Austria is one of Hungary’s most important and closest allies, Foreign Minister Péter Szijjártó said after talks with Karoline Edtstadler, Austria’s minister for EU and constitutional affairs, in Budapest on Friday.
Hungary holds the current Austrian government in high esteem and though the two countries have their disagreements, bilateral cooperation “will not be held hostage by those issues”, Szijjártó told a press conference he held jointly with Edtstadler.
The two countries agree on the most important issues, such as European Union enlargement in the Western Balkans and the rejection of mandatory migrant quotas, Szijjártó said.
As regards the European Commission’s new migration pact, he said Hungary had a “strongly negative view” of the document, arguing that it appeared that Brussels had “not learned anything from the mistakes it made over the past years and hasn’t given up its pro-immigration policies”.
“This package is a hopeless attempt to avoid referring to something that is a quota as a quota,” he added.
Szijjártó said the proposal was actually about the distribution of migrants across the EU, which he said Hungary opposed. If the EU were to face new migration waves right now, those would also pose serious health risks, he said, adding that Hungary was sticking to the position that migration should be stopped instead of managed. “But this package is still about managing it.”
Hungary continues to protect its borders and will not allow illegal migrants to enter its territory, he said.
On another subject, Szijjártó said Hungary will join other central European member states in challenging the EU’s mobility package in the Court of Justice of the European Union on the grounds that its bureaucratic measures put central European road haulage companies at a disadvantage.
Concerning bilateral economic ties, Szijjártó said Austria was Hungary’s second most important trading partner and its third largest foreign investor.
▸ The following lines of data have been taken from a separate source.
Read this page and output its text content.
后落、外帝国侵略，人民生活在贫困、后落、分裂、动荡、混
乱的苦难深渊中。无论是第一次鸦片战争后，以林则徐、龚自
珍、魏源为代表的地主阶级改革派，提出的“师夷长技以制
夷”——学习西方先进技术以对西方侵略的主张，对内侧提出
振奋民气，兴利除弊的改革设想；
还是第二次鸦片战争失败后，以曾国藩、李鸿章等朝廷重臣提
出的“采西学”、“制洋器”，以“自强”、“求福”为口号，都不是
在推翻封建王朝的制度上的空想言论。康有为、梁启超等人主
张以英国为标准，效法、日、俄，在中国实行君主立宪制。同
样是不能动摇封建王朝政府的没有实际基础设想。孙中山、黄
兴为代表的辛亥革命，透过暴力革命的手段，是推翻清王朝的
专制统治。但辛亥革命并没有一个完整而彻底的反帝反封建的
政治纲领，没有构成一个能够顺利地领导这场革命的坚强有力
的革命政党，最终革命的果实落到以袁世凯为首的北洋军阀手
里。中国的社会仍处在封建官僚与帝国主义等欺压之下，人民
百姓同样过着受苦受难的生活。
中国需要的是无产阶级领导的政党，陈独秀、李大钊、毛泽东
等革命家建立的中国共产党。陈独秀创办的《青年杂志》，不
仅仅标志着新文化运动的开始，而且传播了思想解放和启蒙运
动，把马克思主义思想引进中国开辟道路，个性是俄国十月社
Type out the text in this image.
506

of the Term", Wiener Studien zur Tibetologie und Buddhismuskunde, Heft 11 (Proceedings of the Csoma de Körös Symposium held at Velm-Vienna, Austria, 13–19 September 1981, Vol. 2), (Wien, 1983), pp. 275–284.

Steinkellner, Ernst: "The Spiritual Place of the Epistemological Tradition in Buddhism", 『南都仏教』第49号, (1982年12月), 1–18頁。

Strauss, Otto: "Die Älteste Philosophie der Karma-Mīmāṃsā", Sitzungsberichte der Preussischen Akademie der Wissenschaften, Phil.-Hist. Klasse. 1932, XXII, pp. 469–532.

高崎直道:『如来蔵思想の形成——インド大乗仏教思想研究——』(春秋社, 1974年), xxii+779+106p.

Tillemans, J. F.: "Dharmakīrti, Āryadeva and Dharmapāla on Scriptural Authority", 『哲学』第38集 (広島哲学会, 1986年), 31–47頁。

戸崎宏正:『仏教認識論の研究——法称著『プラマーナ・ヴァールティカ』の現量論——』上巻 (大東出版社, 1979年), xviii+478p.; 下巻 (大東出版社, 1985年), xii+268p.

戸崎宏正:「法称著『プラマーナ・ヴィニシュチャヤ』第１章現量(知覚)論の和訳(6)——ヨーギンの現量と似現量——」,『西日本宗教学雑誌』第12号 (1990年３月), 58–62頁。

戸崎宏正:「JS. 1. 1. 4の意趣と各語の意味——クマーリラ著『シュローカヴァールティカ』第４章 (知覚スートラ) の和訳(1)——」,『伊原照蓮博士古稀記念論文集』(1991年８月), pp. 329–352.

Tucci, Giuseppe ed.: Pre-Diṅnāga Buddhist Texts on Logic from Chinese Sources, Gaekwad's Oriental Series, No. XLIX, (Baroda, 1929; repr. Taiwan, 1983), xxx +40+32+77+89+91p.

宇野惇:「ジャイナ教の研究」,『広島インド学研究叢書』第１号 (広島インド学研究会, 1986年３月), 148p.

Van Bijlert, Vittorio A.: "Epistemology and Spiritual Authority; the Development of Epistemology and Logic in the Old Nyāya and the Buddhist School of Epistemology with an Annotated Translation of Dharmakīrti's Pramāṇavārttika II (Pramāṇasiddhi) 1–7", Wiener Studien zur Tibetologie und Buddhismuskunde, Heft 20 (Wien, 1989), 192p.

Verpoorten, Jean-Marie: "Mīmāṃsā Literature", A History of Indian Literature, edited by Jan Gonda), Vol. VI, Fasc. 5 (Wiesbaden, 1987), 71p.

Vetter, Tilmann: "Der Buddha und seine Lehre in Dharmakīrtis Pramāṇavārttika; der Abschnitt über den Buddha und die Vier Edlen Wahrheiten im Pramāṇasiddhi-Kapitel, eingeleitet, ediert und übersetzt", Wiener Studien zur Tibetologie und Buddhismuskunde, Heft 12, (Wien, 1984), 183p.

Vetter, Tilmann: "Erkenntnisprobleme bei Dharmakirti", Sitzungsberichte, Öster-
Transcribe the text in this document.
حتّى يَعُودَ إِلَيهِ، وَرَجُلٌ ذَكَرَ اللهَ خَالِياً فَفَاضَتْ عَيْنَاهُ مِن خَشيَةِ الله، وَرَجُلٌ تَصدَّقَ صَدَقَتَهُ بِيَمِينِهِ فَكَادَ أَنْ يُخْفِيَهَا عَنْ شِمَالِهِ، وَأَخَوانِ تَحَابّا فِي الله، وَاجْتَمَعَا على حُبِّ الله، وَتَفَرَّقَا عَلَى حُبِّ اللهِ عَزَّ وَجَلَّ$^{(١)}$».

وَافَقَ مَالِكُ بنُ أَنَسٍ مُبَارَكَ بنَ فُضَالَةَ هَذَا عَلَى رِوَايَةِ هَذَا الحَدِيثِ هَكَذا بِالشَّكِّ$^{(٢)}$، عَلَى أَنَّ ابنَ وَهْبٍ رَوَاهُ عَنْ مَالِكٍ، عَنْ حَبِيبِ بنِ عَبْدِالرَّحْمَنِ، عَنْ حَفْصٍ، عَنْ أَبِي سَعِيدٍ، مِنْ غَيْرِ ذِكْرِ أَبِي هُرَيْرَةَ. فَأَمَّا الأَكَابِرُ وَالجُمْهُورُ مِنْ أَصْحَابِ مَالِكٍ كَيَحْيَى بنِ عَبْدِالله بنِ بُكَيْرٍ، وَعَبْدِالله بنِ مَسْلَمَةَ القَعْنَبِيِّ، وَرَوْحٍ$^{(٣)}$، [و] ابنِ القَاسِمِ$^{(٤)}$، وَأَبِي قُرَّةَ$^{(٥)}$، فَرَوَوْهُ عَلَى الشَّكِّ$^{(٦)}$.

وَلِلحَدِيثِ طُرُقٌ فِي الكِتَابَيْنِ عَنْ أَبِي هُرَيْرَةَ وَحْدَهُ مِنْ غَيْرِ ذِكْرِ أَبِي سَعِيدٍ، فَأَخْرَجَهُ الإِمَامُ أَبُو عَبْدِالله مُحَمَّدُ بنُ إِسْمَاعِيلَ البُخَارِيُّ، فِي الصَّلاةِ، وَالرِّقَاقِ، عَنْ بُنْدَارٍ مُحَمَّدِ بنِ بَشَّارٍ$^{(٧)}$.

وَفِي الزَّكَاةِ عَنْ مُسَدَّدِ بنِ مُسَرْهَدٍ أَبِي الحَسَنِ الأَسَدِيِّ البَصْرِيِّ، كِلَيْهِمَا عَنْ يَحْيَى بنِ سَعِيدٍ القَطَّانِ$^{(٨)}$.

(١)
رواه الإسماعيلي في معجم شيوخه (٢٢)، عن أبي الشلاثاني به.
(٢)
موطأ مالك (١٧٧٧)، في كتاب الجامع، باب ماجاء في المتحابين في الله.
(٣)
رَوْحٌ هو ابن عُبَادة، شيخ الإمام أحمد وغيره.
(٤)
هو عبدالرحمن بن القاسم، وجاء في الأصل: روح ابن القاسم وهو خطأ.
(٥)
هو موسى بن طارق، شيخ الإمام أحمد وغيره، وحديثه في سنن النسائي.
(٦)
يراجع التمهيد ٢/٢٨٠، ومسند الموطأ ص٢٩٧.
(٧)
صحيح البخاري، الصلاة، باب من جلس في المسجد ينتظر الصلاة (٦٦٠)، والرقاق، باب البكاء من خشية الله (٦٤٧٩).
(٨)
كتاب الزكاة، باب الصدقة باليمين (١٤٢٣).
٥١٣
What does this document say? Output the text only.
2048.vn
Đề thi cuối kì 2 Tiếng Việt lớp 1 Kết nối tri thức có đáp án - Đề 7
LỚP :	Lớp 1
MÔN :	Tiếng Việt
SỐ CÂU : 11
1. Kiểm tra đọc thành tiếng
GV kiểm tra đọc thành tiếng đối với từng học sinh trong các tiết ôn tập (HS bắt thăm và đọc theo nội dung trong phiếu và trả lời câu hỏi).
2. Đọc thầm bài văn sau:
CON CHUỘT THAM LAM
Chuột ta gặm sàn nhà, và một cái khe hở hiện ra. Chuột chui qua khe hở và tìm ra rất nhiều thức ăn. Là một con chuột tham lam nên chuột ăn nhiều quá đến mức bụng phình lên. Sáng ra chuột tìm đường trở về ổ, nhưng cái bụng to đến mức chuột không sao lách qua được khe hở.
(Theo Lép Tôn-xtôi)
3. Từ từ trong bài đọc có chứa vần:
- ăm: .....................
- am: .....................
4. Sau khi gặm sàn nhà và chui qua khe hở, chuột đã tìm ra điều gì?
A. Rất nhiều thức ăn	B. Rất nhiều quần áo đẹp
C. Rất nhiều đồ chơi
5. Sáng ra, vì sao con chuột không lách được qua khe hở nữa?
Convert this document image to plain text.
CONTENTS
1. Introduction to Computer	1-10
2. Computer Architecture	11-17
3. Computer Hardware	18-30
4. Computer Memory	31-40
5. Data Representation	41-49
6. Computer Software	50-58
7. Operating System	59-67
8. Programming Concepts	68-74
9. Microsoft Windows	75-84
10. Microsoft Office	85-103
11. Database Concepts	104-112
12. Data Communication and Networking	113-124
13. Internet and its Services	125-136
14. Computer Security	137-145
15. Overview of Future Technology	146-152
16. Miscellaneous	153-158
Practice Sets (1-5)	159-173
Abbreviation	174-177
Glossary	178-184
Around 2,500 companies do business in Hungary and employ some 70,000 people, the minister added.
Asked about the government’s restrictive measures concerning the novel coronavirus epidemic, Szijjártó said that if conditions allowed, the government was prepared to ease restrictions but also to tighten them, if necessary.
On the topic of solidarity, Szijjártó said it was “unacceptable” that only the admission of illegal migrants counted as solidarity, adding that Hungary would maintain its refusal to take in migrants even if it meant having to face “political attacks”.
Border protection is a form of solidarity, Szijjártó said, arguing that it prevented the rest of the continent from being flooded by illegal immigrants.
Edtstadler called Hungary a reliable partner and a friend, saying the two countries must strive to preserve the current state of their cooperation.
On the topic of the EC’s migration pact, she said the mandatory distribution of migrants had failed as a policy.
Solidarity is important, she said, adding, however that there were other ways of expressing it, besides taking in illegal immigrants.
Edtstadler also underscored the importance of the rule of law, saying it was a fundamental value for Austria on which it was unwilling to compromise.